Kirkus Reviews QR Code
THE BACKWARD CHILD AND HIS MOTHER by Maud Mannoni

THE BACKWARD CHILD AND HIS MOTHER

By

Pub Date: Jan. 29th, 1972
Publisher: Pantheon

Dr. Mannoni (The Child, His ""Illness"" and the Others, 1970) is the French, rigorously Freudian, psychoanalyst and this short, not too extensive development of her thesis was attacked (see the preface) for various ""unjustifiable"" reasons when it appeared in 1964. Namely her failure to distinguish between feeblemindedness and psychosis although in all the literature dealing with severely regressed and/or autistic children diagnosis and differentiation have been notably lacking.
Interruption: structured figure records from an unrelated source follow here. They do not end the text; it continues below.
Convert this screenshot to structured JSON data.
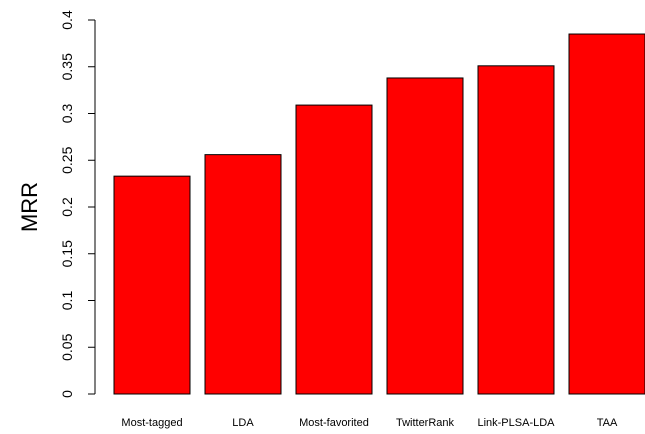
{
  "chart_data": {
    "type": "bar",
    "title": "",
    "xlabel": "",
    "ylabel": "MRR",
    "categories": [
      "Most-tagged",
      "LDA",
      "Most-favorited",
      "TwitterRank",
      "Link-PLSA-LDA",
      "TAA"
    ],
    "values": [
      0.233,
      0.256,
      0.309,
      0.338,
      0.351,
      0.385
    ],
    "ylim": [
      0,
      0.4
    ],
    "yticks": [
      "0",
      "0.05",
      "0.1",
      "0.15",
      "0.2",
      "0.25",
      "0.3",
      "0.35",
      "0.4"
    ],
    "bar_color": "#ff0000",
    "grid": false,
    "legend": "none"
  }
}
Therefore who can argue with her later plea that any ""three-month trial period of psychotherapy is worth trying""? Or dispute that segregation (i.e. institutionalization) may well aggravate the condition and perhaps impair the child permanently. Even if you do not go along with her central premise that the ""wish to treat the symptom is to reject the child himself."" Or her marginal amplification of the question of retardation in which the child is seen as an extension of the parent's (sick) psyche in a reciprocal, collusive ""echo"" relationship -- a damaging symbiosis in which the child who is a ""trial"" is also the medium for maternal love at its most ""sublime."" In an age attuned to the shorter, more reality-centered forms of psychotherapy which Dr. Mannoni dismisses from her authentically Freudian stance, this seems unlikely to find many adherents.